No entanto, por volta da década de 1970, a construção da Ponte 25 de Abril levou à rápida substituição do transporte fluvial de mercadorias pelo rodoviário. A grande atividade económica do Ginjal diminuiu drasticamente e, progressivamente, os edifícios foram caindo no abandono. 

Ali, permaneceram as famílias que moravam no Pátio do Ginjal, que chegou a ter mais de 100 moradores. É o caso de Júlia Capelo, a última moradora do Ginjal.

A última moradora do Ginjal

“Eu nasci, casei e tive os meus filhos no Pátio”, conta Júlia Capelo, de sorriso no rosto, ao SAPO24. Foi na ARPIFC - Associação de Reformados Pensionistas e Idosos da Freguesia de Cacilhas, que revelou todos os detalhes de uma vida passada no Ginjal.
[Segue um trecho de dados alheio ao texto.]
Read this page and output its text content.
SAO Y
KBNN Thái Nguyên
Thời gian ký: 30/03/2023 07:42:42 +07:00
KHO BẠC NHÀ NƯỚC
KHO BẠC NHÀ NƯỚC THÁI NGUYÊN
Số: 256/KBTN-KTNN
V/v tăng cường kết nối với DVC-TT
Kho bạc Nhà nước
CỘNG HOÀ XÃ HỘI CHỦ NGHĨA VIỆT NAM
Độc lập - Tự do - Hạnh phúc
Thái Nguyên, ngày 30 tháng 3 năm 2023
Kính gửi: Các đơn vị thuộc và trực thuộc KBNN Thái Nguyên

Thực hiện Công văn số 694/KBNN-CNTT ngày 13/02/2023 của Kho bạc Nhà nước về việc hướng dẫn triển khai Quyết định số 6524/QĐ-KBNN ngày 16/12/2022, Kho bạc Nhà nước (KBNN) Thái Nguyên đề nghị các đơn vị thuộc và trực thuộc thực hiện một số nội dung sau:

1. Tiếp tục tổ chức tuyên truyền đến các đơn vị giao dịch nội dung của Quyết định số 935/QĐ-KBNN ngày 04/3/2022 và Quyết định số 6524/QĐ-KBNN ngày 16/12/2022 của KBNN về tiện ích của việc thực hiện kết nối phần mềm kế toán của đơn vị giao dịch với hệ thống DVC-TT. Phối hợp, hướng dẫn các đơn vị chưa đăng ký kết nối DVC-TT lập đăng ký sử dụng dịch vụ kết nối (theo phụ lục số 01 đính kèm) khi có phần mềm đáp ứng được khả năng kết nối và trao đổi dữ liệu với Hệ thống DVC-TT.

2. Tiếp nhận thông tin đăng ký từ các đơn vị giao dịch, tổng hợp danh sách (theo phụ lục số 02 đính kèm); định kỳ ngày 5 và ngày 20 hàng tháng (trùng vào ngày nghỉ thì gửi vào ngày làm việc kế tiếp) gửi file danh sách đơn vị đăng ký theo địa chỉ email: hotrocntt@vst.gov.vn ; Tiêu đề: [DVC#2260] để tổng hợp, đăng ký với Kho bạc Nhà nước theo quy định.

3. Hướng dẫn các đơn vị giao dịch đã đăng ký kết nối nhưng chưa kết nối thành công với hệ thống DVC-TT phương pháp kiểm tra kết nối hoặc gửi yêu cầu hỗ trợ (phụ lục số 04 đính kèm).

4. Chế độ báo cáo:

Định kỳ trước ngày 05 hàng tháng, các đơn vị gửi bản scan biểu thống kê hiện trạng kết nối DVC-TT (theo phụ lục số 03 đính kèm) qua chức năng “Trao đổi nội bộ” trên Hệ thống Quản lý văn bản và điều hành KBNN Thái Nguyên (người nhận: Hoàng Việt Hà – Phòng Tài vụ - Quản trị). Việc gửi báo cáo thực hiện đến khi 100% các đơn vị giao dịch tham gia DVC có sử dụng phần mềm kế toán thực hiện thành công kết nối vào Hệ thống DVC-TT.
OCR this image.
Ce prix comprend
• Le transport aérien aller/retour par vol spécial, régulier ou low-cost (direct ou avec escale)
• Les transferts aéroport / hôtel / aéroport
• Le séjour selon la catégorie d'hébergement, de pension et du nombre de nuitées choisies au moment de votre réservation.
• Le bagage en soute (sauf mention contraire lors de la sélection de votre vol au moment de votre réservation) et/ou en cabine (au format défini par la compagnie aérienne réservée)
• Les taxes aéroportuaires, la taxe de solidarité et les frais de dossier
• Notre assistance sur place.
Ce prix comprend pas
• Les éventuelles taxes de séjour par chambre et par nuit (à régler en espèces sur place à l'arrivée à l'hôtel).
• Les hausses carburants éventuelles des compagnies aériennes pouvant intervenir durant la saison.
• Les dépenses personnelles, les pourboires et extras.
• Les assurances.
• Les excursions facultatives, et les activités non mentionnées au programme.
Da infância até aos 65 anos, quando foi obrigada a sair e tornou-se, assim, juntamente com o marido, a última moradora do Ginjal.

Nasceu em 1947 no Pátio do Ginjal. Aqui existiam 13 casas, segundo Júlia, que conta pelos dedos e em voz alta, enquanto visualiza na sua cabeça o pátio que tão bem conhece. Depois de casar, aos 23 anos, mudou-se para a zona ribeirinha, num dos prédios em frente ao Rio Tejo. Os pais trabalham nos armazéns Theotónio Pereira e foi também no pátio onde cresceu que conheceu o marido, Henrique, que trabalhou até aos 14 anos numa latoaria por baixo do apartamento onde moravam, e foi depois trabalhar para o Grémio, também naquela rua. 

“Ele vivia em baixo e eu em cima. Apesar da pobreza que havia, éramos crianças felizes. Fome, pelo menos, nunca tivemos. Ajudávamo-nos uns ao outros.”

Júlia, por sua vez, nunca trabalhou no Ginjal. Trabalhava numa tipografia no Bairro Alto, no entanto assume que “detestava” ir para Lisboa: “Eu tinha muita pena, porque de todas as pessoas que lá moravam, era só eu e outra que íamos para Lisboa. E eu não queria nada ir trabalhar para Lisboa.” 

Os motivos não eram propriamente associados à capital, mas sim ao rio que separava as duas margens. Numa ida a Lisboa, quando tinha nove ou dez anos, para ir buscar a tia que regressava dos Açores, a mãe de Júlia sentiu-se mal no barco. O mar estava muito mau e Júlia “criou pânico”. 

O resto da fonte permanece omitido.